Ich habe geträumt ich wäre Chefköchin in einem Restaurant mit drei Michelin-Sternen. Das heisst, nicht ganz. Das Hotel, dem das Restaurant angeschlossen war, hatte sich bloss zum Ziel gesetzt, ein drei Sterne Michelin-Restaurant zu betreiben und meine Aufgabe war es, dies zu erreichen. „Lassen Sie sich in unserem zukünftigen Michelin-Restaurant verwöhnen“, lautete einer unserer Werbeslogans.

Gekauft worden war das Hotel von einem vor kurzem zurückgetretenen Skistar. Vielleicht war es auch ein Tennisprofi. Wobei, ich denke, die Trophäen, die in seinem Büro standen, glichen eher den Glaskugeln aus dem Weltcup als den Schalen von Wimbledon.

Er hatte das Hotel für viel Geld typisch modern umgebaut. Aus der Personalzusammensetzung konnte ich mir aber keinen Reim machen. Die Zimmermädchen waren alles fleissige Bienen, die Serviertöchter waren Rehe, die Küchenhilfen waren Murmeltiere, der Concierge ein Bär. Mich hatte er von hinter der Theke eines Dorffestes weg angestellt. Es kam mir suspekt vor, dass er gerade mich für diesen Job haben wollte. Ich konnte keine einschlägigen Berufsqualifikationen vorweisen und machte ihn darauf aufmerksam, hatte aber gleichzeitig Angst, dass ich den Job, den ich trotzdem irgendwie wollte, nicht bekommen würde. Er überzeugte mich, als er eine Kopie meines Grundschulzeugnisses vor meiner Nase schwenkte, mit dem Finger auf meine Note in Hauswirtschaft zeigte und meinte, das wird doch wohl reichen.

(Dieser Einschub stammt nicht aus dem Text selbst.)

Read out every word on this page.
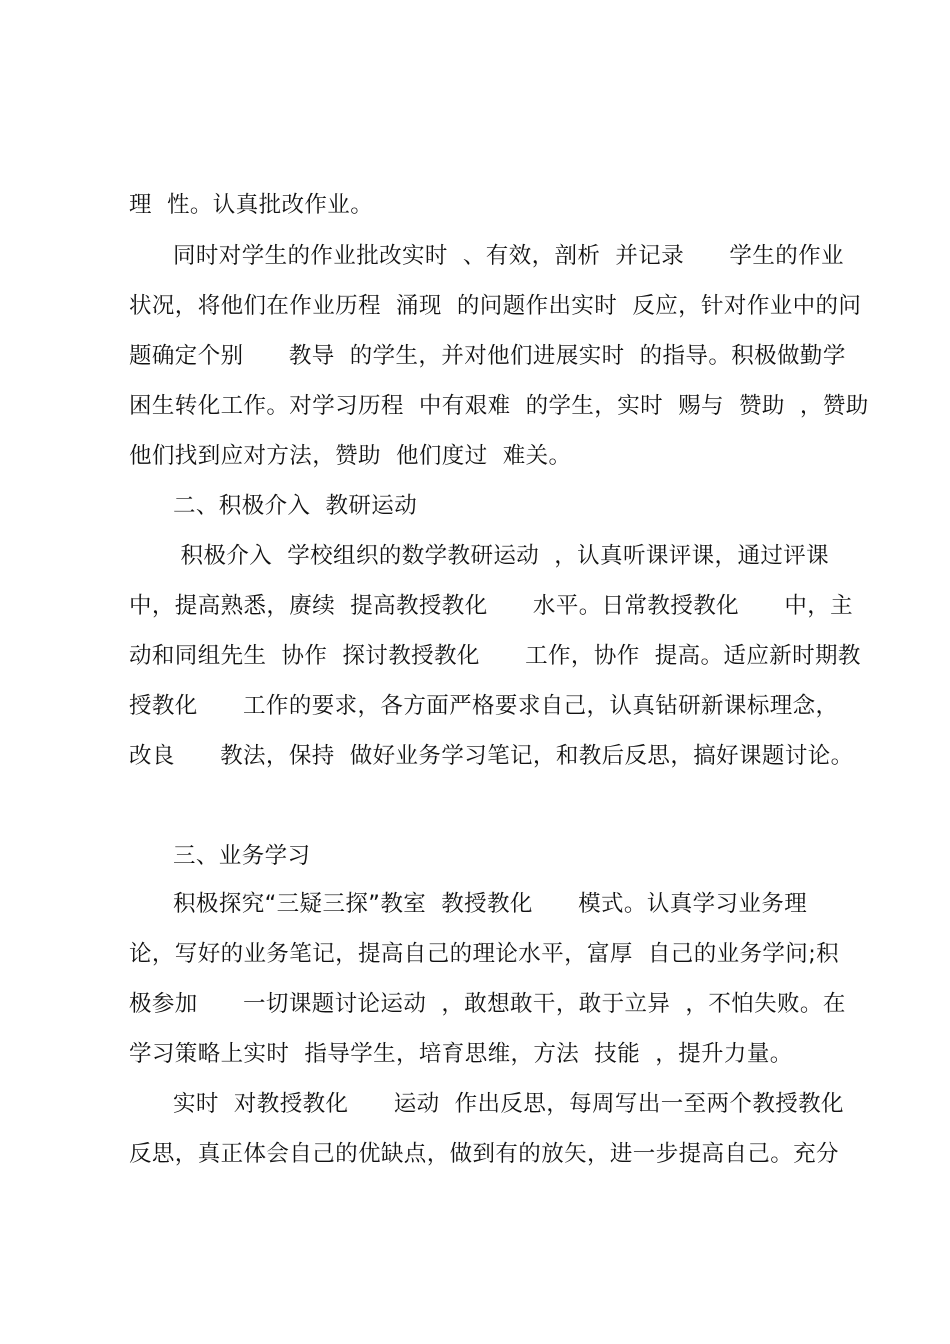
理  性。认真批改作业。
同时对学生的作业批改实时  、有效，剖析  并记录      学生的作业
状况，将他们在作业历程  涌现  的问题作出实时  反应，针对作业中的问
题确定个别      教导  的学生，并对他们进展实时  的指导。积极做勤学
困生转化工作。对学习历程  中有艰难  的学生，实时  赐与  赞助  ，赞助
他们找到应对方法，赞助  他们度过  难关。
二、积极介入  教研运动
积极介入  学校组织的数学教研运动  ，认真听课评课，通过评课
中，提高熟悉，赓续  提高教授教化      水平。日常教授教化      中，主
动和同组先生  协作  探讨教授教化      工作，协作  提高。适应新时期教
授教化      工作的要求，各方面严格要求自己，认真钻研新课标理念，
改良      教法，保持  做好业务学习笔记，和教后反思，搞好课题讨论。
三、业务学习
积极探究“三疑三探”教室  教授教化      模式。认真学习业务理
论，写好的业务笔记，提高自己的理论水平，富厚  自己的业务学问;积
极参加      一切课题讨论运动  ，敢想敢干，敢于立异  ，不怕失败。在
学习策略上实时  指导学生，培育思维，方法  技能  ，提升力量。
实时  对教授教化      运动  作出反思，每周写出一至两个教授教化
反思，真正体会自己的优缺点，做到有的放矢，进一步提高自己。充分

Der Job war ein Riesenstress, der Druck war enorm. Ich musste eine Basisspeisekarte entwerfen mit Gerichten, die einerseits traditionell und für unsere Gegend typisch einfach, aber auf der anderen Seite raffiniert verfeinert sein mussten. Auf wundersame Weise gelang mir das, obwohl ich jetzt nach dem Traum keines der Rezepte mehr aufschreiben könnte. Weiter mussten jeden Monat drei neue Spezialgerichte entworfen werden, die sich an den saisonalen Besonderheiten orientierten. Gelegentlich durften es auch drei Gerichte aus anderen Regionen des Landes oder der Welt sein. Auch das gelang mir überraschend gut. Zwar bangte ich regelmässig um die richtige Eingebung, aber immer fielen mir die Ideen in letzter Minute zu.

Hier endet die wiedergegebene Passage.